For the first time in my life I realized how important English was. It opens my eyes and transforms my life. The fact that I can learn anything I want if I know English changes me. I wanted to be able to read, to write, to communicate better. I listened to English songs only, I read lots of books, I talked to myself whenever possible, etc. I didn't do it just because of TOEFL but because I honestly wanted to be good at it. I know it’s also a weird connection between passion in DIY and passion in English. Passion did not come suddenly in my dreams, it came because I wanted to be better everyday at crocheting, and later English.

In a more professional aspect, I love endo because after many failure, I want to be better at it. I wonder what I did wrong, what I learned and what I should do to prevent it happening again. I love esthetic operative because when I look at my restorations and other colleagues’ restorations, I feel the shame and I want to learn the secret to do a better, more natural-looking ones. I love pros because I am not good at it and I have so much to learn. The “so much to learn” excites me in the way “sleeping on the floor of a church” excites me years ago.

When I first started the drafting version of this website, I was overjoy that I kept bouncing my legs for hours. For the first time in my life I now know how to buy a domain, how to build a website and I did it from scratch on my own (of course with some help from one of my friends). It may be nothing for someone, but for me I learnt a new skillset and no matter if the blog is successful or not, I am happy. I want to do my best to build it the way I imagine it should be. I spent hours to read how to create good content, how to make better visual effect, what to avoid, etc. and I always ask myself what else I can do to make it better. I am not a master but I know I am trying my best and that is more important. So passion comes when trying our best at whatever we are doing.

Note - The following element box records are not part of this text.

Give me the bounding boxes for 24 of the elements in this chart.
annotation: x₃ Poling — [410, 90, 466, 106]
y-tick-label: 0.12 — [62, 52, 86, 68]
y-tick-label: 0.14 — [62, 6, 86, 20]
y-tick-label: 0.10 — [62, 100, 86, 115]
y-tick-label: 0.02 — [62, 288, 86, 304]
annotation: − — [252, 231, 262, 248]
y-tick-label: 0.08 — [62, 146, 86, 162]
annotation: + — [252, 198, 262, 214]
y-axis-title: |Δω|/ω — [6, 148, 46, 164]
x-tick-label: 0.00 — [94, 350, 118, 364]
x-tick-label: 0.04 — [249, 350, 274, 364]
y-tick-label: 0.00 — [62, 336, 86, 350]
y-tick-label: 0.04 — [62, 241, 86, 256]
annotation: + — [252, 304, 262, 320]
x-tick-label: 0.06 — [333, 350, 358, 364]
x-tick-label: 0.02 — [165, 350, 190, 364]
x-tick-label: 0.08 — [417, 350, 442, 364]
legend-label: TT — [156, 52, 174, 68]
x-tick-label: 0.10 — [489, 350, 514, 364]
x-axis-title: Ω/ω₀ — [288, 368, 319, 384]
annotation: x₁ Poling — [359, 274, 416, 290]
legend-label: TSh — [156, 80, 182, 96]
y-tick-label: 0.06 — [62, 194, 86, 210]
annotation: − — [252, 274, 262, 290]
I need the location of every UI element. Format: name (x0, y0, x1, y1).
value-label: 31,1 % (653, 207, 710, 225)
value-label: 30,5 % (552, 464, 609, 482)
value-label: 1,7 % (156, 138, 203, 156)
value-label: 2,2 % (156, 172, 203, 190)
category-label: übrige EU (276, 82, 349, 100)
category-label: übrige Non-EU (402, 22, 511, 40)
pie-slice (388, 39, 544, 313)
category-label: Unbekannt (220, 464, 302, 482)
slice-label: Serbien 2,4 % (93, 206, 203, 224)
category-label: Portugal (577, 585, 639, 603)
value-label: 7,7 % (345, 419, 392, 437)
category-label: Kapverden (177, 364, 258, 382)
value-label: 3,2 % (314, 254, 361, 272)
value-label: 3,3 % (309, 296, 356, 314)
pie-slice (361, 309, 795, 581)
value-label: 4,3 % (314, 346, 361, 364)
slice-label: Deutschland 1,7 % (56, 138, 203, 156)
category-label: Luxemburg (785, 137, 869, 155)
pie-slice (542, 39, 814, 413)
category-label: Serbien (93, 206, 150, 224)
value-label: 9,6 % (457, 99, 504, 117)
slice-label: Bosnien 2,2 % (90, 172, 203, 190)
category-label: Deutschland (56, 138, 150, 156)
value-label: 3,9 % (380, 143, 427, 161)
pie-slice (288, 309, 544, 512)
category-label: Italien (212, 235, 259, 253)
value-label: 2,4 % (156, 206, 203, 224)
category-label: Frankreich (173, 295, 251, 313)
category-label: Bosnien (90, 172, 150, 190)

Alert, I don’t do everything with passion cause that will exhaust me. I know how much energy I have and how much I should spend for each activities. I usually pick among all current activities, which one is the most important during that specific time period, and which one can create more positive energy back. My most important duty right now is to finish requirements so I can graduate on time, therefore I spend the most energy on it. This blog helps me to gain positivity and confidence so I can focus better on the previous one so I spend energy second most. I am also not “high” all the time. There is a lot of down time, insecure time when I do nothing, reflect, relax, save energy for when I come back.

Bottom line, you don’t find passion, you choose to live with passion. It comes when one chooses to make the best out of whatever one is doing, when one keeps improving themselves and learning new things. I know this topic has little in common with taking NBDE or applying for dental schools, but I think it’s an important part of life. Whatever you do, either preparing for application or choosing a longer path such as becoming an assistant or hygienist now so you can save up for dental schools later, do it with all your heart but in a smart way. Always asking “what else…” but do not exhaust yourself. Everyone needs a break at some point. It’s good to stop and breathe every now and then as “Life is a marathon not a sprint”.